F. Chris Curran, a new assistant professor in the School of Public Policy, recently wrote a letter to the editor about including teachers in overtime pay discussions that was published in Education Week. In the letter, Curran referenced President Obama’s announcement of plans for changes in overtime-pay regulations, noting that provisions of the proposal would prevent teachers from seeing benefits from the policy.
“While teachers hoping for an extra paycheck may be disappointed, the national conversation on what President Obama calls a ‘fair day’s pay’ should not be allowed to pass the schoolhouse by. It is an opportunity to recognize, and remediate, the fact that teachers in this country are underpaid relative to the requirements and importance of their jobs,” Curran wrote.
He added: “The call for increasing teacher pay is not new, but if policymakers are ready to acknowledge that a salary below $50,000 necessitates compensation for overtime hours, then we should also recognize that teachers are no exception. We know that who is in front of the class has important implications for student outcomes.”

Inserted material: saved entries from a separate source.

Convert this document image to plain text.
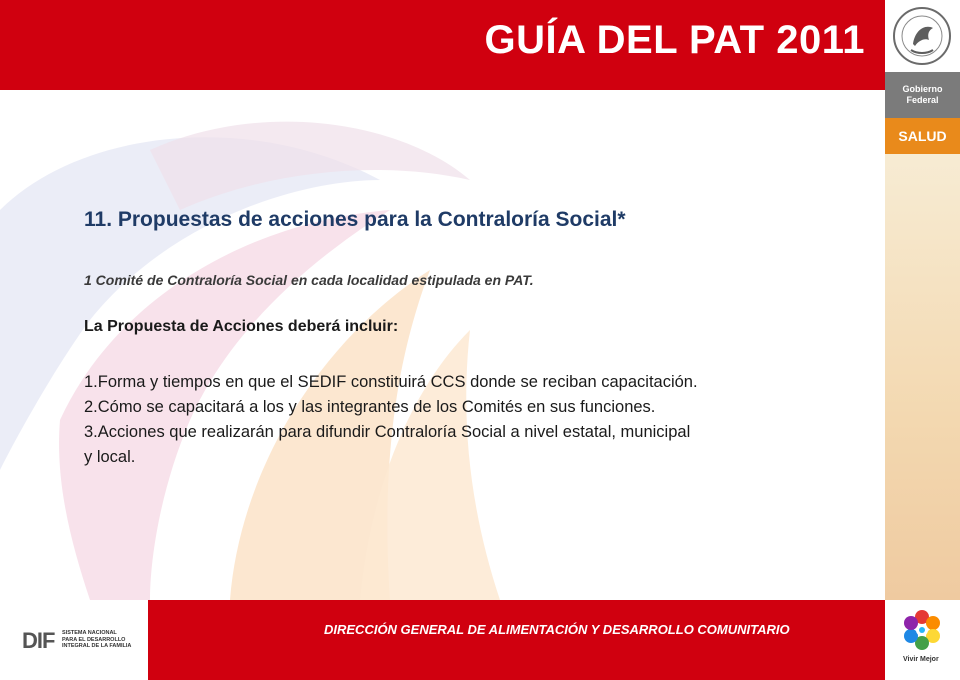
GUÍA DEL PAT 2011
Gobierno
Federal
SALUD
11. Propuestas de acciones para la Contraloría Social*
1 Comité de Contraloría Social en cada localidad estipulada en PAT.
La Propuesta de Acciones deberá incluir:
1.Forma y tiempos en que el SEDIF constituirá CCS donde se reciban capacitación.
2.Cómo se capacitará a los y las integrantes de los Comités en sus funciones.
3.Acciones que realizarán para difundir Contraloría Social a nivel estatal, municipal
y local.
DIF SISTEMA NACIONAL
PARA EL DESARROLLO
INTEGRAL DE LA FAMILIA
DIRECCIÓN GENERAL DE ALIMENTACIÓN Y DESARROLLO COMUNITARIO
Vivir Mejor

Curran joined the School of Public Policy faculty this month, and he conducts research on education policy with an emphasis on improving educational outcomes for underserved and disadvantaged youth. His research interests include early childhood education, school discipline and safety, teacher labor markets, and politics of education. Read more on the School of Public Policy website. Curran also published an op-ed earlier this month in The Tennessean in which he outlined future opportunities for NashvilleNext, a strategic plan for Nashville’s growth that was recently adopted by the Metropolitan Planning Commission.